Newland Jason G, Gerber Jeffrey S, Weissman Scott J, Shah Samir S, Turgeon Chelsea, Hedican Erin B, Thurm Cary, Hall Matt, Courter Joshua, Brogan Thomas V, Maples Holly, Lee Brian R, Hersh Adam L
Division of Infectious Diseases, Department of Pediatrics, Children's Mercy Hospitals and Clinics, University of Missouri-Kansas City School of Medicine, Kansas City, Missouri.
Infect Control Hosp Epidemiol. 2014 Mar;35(3):265-71. doi: 10.1086/675277. Epub 2014 Jan 24.

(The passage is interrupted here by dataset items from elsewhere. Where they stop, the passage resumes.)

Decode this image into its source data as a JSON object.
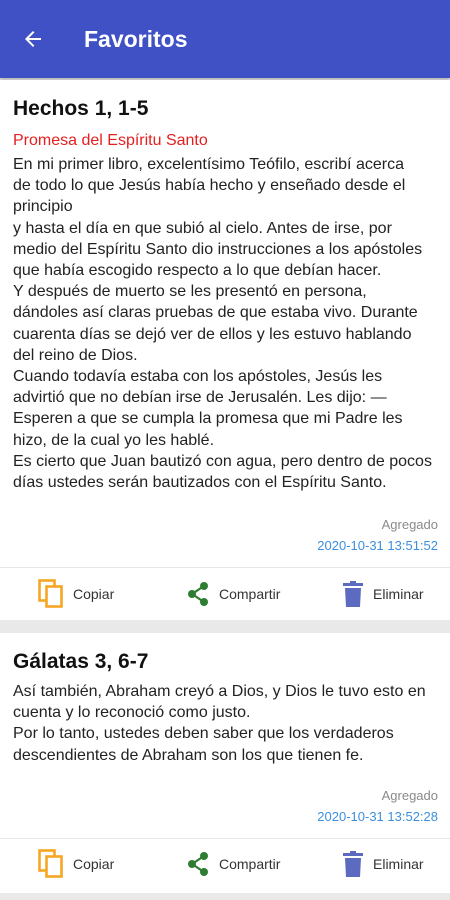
{
  "header": {
    "title": "Favoritos",
    "back_icon": "arrow-left-icon"
  },
  "actions": {
    "copy_label": "Copiar",
    "share_label": "Compartir",
    "delete_label": "Eliminar",
    "copy_icon": "copy-icon",
    "share_icon": "share-icon",
    "delete_icon": "trash-icon"
  },
  "favorites": [
    {
      "reference": "Hechos 1, 1-5",
      "subtitle": "Promesa del Espíritu Santo",
      "text": "En mi primer libro, excelentísimo Teófilo, escribí acerca\nde todo lo que Jesús había hecho y enseñado desde el\nprincipio\ny hasta el día en que subió al cielo. Antes de irse, por\nmedio del Espíritu Santo dio instrucciones a los apóstoles\nque había escogido respecto a lo que debían hacer.\nY después de muerto se les presentó en persona,\ndándoles así claras pruebas de que estaba vivo. Durante\ncuarenta días se dejó ver de ellos y les estuvo hablando\ndel reino de Dios.\nCuando todavía estaba con los apóstoles, Jesús les\nadvirtió que no debían irse de Jerusalén. Les dijo: —\nEsperen a que se cumpla la promesa que mi Padre les\nhizo, de la cual yo les hablé.\nEs cierto que Juan bautizó con agua, pero dentro de pocos\ndías ustedes serán bautizados con el Espíritu Santo.",
      "added_label": "Agregado",
      "added_date": "2020-10-31 13:51:52"
    },
    {
      "reference": "Gálatas 3, 6-7",
      "text": "Así también, Abraham creyó a Dios, y Dios le tuvo esto en\ncuenta y lo reconoció como justo.\nPor lo tanto, ustedes deben saber que los verdaderos\ndescendientes de Abraham son los que tienen fe.",
      "added_label": "Agregado",
      "added_date": "2020-10-31 13:52:28"
    }
  ],
  "colors": {
    "appbar": "#3f51c5",
    "subtitle_red": "#e41f1f",
    "date_blue": "#3d8fdc",
    "copy_orange": "#f5a623",
    "share_green": "#2e7d32",
    "delete_indigo": "#5c6bc0"
  }
}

Antimicrobial stewardship programs (ASPs) are a mechanism to ensure the appropriate use of antimicrobials. The extent to which ASPs are formally implemented in freestanding children's hospitals is unknown. The objective of this study was to determine the prevalence and characteristics of ASPs in freestanding children's hospitals.
We conducted an electronic survey of 42 freestanding children's hospitals that are members of the Children's Hospital Association to determine the presence and characteristics of their ASPs. For hospitals without an ASP, we determined whether stewardship strategies were in place and whether there were barriers to implementing a formal ASP.

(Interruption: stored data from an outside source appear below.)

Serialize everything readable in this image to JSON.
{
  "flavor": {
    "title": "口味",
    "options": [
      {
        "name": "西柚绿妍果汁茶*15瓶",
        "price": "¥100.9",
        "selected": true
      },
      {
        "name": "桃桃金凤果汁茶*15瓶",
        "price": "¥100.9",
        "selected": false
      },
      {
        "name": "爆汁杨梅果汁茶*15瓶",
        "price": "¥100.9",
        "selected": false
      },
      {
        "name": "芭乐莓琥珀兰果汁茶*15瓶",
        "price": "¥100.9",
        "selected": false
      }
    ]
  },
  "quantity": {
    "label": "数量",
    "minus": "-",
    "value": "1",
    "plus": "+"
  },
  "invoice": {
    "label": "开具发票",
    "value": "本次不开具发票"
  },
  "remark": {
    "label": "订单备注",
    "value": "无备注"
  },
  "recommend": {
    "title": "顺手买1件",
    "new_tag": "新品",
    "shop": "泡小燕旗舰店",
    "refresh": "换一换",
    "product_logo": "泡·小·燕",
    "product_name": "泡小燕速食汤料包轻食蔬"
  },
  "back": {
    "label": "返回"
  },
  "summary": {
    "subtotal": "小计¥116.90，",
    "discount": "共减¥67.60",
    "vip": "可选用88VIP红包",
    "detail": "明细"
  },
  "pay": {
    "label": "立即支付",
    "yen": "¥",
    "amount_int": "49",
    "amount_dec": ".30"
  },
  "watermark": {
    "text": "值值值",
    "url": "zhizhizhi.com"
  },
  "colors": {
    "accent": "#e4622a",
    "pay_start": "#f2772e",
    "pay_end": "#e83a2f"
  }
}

We received responses from 38 (91%) of 42. Among responding institutions, 16 (38%) had a formal ASP, and 15 (36%) were in the process of implementing a program. Most ASPs (13 [81%] of 16) were started after 2007. The median number of full-time equivalents dedicated to ASPs was 0.63 (range, 0.1-1.8). The most common antimicrobials monitored by ASPs were linezolid, vancomycin, and carbapenems. Many hospitals without a formal ASP were performing stewardship activities, including elements of prospective audit and feedback (9 [41%] of 22), formulary restriction (9 [41%] of 22), and use of clinical guidelines (17 [77%] of 22). Antimicrobial outcomes were more likely to be monitored by hospitals with ASPs (100% vs 68%; P = .01), although only 1 program provided support for a data analyst.

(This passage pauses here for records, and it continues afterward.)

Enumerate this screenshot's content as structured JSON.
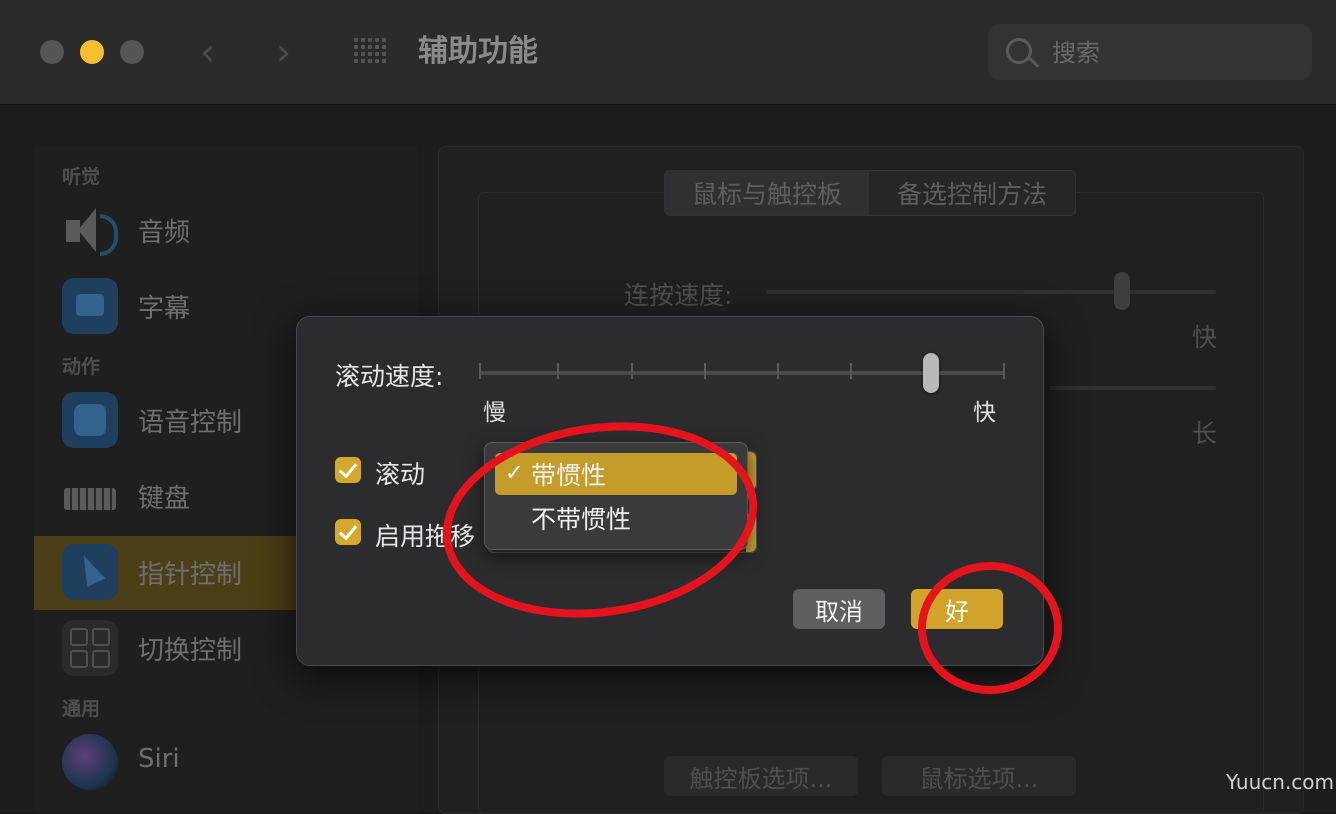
{
  "window": {
    "title": "辅助功能"
  },
  "search": {
    "placeholder": "搜索"
  },
  "sidebar": {
    "sections": [
      "听觉",
      "动作",
      "通用"
    ],
    "items": [
      {
        "label": "音频"
      },
      {
        "label": "字幕"
      },
      {
        "label": "语音控制"
      },
      {
        "label": "键盘"
      },
      {
        "label": "指针控制",
        "selected": true
      },
      {
        "label": "切换控制"
      },
      {
        "label": "Siri"
      }
    ]
  },
  "pane": {
    "tabs": [
      "鼠标与触控板",
      "备选控制方法"
    ],
    "double_click_label": "连按速度:",
    "fast": "快",
    "long": "长",
    "trackpad_button": "触控板选项...",
    "mouse_button": "鼠标选项..."
  },
  "sheet": {
    "scroll_speed_label": "滚动速度:",
    "slow": "慢",
    "fast": "快",
    "scroll_speed_level": 0.86,
    "scroll_checkbox": "滚动",
    "drag_checkbox": "启用拖移",
    "cancel": "取消",
    "ok": "好"
  },
  "menu": {
    "items": [
      {
        "label": "带惯性",
        "checked": true
      },
      {
        "label": "不带惯性",
        "checked": false
      }
    ],
    "checkmark": "✓"
  },
  "watermark": "Yuucn.com",
  "colors": {
    "accent": "#d1a32b",
    "annotation": "#e5141c"
  }
}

Most freestanding children's hospitals have implemented or are developing an ASP. These programs differ in structure and function, and more data are needed to identify program characteristics that have the greatest impact.
抗菌药物管理计划(ASPs)是确保抗菌药物合理使用的一种机制。独立儿童医院中ASPs的正式实施程度尚不清楚。本研究的目的是确定独立儿童医院中ASPs的普及率及特征。
我们对儿童医院协会的42家独立儿童医院进行了电子调查,以确定其ASPs的存在情况及特征。对于没有ASPs的医院,我们确定是否有管理策略以及实施正式ASPs是否存在障碍。
我们收到了42家医院中38家(91%)的回复。在回复的机构中,16家(38%)有正式的ASPs,15家(36%)正在实施一项计划。大多数ASPs(16家中的13家[81%])于2007年后启动。专门用于ASPs的全职等效人员中位数为0.63(范围为0.1 - 1.8)。ASPs监测的最常见抗菌药物是利奈唑胺、万古霉素和碳青霉烯类。许多没有正式ASPs的医院正在开展管理活动,包括前瞻性审核与反馈(22家中的9家[41%])、处方限制(22家中的9家[41%])以及临床指南的使用(22家中的17家[77%])。有ASPs的医院更有可能监测抗菌药物使用结果(100%对68%;P = 0.01),尽管只有1个项目为数据分析师提供支持。
大多数独立儿童医院已经实施或正在制定ASPs。这些计划在结构和功能上存在差异,需要更多数据来确定产生最大影响的计划特征。